From this idea, Pilot developed its first thermosensitive color-changing ink in 1975. (Yea, I have no memories of this technology as a pen either — ink particles were too big to fit inside of a pen container.) But did you ever see toys or beverage cups that change color when either heated or cooled? If you do, that is the technology that we are talking about.
But in 2002, everything changed. Pilot could not get the ink to disappear with friction, but they did manage to get the ink particles small enough to allow the color to be changed when friction was applied. This made a “cute” toy for kids, but beyond that, there was not much use for a pen that could change from red to blue or blue to red in the regular everyday office or school use.

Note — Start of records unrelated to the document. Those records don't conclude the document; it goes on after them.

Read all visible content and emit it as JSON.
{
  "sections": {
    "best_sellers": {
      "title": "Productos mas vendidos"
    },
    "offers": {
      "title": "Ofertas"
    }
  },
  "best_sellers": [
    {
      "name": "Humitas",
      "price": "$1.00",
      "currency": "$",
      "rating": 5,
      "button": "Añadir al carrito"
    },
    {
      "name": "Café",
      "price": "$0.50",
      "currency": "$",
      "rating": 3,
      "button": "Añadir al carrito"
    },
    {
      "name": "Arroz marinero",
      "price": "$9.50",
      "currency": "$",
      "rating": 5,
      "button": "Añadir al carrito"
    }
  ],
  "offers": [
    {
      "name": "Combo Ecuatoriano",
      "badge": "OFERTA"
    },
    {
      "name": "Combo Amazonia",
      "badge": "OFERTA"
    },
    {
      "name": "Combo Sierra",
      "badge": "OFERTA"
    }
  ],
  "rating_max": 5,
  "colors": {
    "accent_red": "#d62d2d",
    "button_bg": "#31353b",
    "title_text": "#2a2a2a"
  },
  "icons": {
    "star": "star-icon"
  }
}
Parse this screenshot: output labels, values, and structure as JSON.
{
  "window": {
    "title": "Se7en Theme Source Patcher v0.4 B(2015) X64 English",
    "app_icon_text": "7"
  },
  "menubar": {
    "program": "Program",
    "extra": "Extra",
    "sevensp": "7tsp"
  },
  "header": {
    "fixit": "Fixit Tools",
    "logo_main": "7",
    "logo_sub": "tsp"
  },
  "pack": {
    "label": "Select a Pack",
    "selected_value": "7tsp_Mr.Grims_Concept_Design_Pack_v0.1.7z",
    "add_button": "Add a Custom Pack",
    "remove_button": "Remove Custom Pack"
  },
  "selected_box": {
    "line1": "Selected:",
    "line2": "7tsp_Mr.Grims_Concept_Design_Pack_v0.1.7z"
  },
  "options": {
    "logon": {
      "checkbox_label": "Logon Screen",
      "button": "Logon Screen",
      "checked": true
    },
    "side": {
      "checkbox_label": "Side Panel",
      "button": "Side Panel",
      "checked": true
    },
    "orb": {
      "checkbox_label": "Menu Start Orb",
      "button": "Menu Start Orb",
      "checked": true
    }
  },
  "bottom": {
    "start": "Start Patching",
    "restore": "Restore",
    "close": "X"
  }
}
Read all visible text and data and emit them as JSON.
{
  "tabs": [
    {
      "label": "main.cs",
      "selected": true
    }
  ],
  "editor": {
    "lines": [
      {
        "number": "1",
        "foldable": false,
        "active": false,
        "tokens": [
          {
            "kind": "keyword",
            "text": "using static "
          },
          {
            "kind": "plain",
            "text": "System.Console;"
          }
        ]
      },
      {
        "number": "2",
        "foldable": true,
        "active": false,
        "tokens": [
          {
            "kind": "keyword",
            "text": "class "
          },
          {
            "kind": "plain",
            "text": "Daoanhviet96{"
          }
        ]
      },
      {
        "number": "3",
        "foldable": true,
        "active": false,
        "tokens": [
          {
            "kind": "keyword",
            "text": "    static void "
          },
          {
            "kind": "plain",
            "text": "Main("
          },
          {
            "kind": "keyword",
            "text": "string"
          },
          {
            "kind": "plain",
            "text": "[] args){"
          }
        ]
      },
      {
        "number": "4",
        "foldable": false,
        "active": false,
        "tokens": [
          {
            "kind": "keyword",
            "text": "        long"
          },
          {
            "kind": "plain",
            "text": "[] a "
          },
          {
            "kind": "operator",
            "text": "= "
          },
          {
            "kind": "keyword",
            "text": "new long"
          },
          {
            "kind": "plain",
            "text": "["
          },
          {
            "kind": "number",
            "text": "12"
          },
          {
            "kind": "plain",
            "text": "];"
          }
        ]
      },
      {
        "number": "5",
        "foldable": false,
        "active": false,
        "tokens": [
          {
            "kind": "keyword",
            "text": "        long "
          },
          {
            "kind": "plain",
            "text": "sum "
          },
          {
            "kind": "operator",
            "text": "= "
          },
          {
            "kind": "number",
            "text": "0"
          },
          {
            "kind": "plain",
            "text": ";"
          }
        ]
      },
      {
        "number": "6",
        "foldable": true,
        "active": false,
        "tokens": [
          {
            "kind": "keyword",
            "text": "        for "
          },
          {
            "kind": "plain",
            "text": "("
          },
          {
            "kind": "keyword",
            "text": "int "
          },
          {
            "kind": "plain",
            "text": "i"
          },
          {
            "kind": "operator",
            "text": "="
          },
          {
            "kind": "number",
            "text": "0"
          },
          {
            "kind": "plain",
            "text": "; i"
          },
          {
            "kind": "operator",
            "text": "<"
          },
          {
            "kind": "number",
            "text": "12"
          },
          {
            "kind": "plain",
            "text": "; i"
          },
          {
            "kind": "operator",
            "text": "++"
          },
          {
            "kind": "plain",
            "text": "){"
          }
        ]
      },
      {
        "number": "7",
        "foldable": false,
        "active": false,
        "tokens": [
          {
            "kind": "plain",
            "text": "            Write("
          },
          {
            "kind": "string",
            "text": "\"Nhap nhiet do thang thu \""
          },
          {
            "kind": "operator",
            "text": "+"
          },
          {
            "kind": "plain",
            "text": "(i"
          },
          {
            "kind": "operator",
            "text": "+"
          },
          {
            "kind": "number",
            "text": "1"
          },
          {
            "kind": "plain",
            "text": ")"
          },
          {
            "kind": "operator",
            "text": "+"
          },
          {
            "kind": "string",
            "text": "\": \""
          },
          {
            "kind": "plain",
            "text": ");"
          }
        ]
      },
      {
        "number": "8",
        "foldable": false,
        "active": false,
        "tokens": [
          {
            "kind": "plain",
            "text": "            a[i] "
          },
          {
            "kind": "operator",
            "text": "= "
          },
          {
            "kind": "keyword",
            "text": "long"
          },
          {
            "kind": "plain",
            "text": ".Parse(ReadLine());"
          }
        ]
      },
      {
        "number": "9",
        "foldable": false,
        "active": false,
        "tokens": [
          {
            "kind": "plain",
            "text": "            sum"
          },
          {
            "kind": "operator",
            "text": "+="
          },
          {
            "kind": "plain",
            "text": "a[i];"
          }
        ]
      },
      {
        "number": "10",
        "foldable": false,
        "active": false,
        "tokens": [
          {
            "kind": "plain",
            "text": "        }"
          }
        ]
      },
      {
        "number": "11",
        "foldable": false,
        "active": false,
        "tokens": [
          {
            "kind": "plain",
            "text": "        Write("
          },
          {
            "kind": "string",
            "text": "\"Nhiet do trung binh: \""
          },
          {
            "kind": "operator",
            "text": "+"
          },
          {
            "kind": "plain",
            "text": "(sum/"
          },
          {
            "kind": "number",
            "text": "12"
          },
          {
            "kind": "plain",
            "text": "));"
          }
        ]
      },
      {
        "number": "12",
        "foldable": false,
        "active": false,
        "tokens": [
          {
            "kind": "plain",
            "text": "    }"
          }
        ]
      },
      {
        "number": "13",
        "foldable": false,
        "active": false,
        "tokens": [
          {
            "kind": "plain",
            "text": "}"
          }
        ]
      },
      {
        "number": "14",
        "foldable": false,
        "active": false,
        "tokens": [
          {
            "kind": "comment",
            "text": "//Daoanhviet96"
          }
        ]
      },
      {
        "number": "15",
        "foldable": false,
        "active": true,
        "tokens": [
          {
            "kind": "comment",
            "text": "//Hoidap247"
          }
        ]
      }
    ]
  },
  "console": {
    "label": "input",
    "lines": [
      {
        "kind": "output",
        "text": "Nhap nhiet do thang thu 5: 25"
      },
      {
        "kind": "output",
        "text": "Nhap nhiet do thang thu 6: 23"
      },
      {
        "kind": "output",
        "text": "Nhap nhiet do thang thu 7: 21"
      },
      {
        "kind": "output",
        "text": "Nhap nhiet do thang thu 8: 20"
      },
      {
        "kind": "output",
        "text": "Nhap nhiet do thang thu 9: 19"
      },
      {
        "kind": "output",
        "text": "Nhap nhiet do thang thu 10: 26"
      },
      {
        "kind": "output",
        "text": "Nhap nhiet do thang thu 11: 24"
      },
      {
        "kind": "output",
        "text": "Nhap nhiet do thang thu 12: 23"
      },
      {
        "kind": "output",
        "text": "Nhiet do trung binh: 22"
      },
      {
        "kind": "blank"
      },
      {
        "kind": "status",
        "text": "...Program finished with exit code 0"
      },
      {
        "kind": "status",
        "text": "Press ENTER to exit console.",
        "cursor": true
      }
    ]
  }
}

On the road to invisibility
Pilot’s European unit suggested that instead of having the ink change colors when friction was applied, the ink should disappear.
Pilot needed an ink that withstands both high and low temperatures. If the ink was too sensitive to temperature changes, the ink might cause unintended consequences — either becoming visible or invisible when not expected.
In 2005, Pilot finally managed to make this happen. They were able to develop an ink that would become invisible when friction was applied and caused the temperature to increase to 65 C. The ink would only reappear if the temperatures dropped below -20 C. The commercial production of FriXion pens began in 2006.
Note: According to Pilot’s website (2020), the ink when heated about 60 C becomes invisible, and reappears at temperatures below -10 C. The differences might be due to the difference between “perfect lab environments” vs. real life outside of a lab.
In 2020, Pilot sells ballpoint pens, highlighters, and stamps with this technology.
My own personal experience using these pens
I was introduced to FriXion pens through my son, but at $3 a pen, I was not that interested in the pens myself.
But when the new school year started and school supplies were on sale, I brought a bunch for my kids. One day I decided to try one out, and I immediately fell in love with these pens. 100 pages worth of writing later, and I still love these pens. So I went out and brought a bunch of these pens for myself. (Gee, I wonder if all of the pencils that I also bought are actually going to get used during the next year.)
So the next time you need to go school supply shopping, skip the pencils and buy a bunch of FriXion erasable pens. Regular pens are still good for stuff like shopping lists and simple notes where you don’t care about crossing stuff out.
Buyer’s life lesson
Don’t leave the pen in your pants pocket and then put your pants in the washing machine. Say, “Bye bye erasable pen.” So, yes, the ink inside of the pen will become 100% invisible if a pen is put into a washing machine. Although, since I no longer own a chest freezer that can go down to -10 C, I do not know if the pen would be “fixed” by putting the pen into the freezer.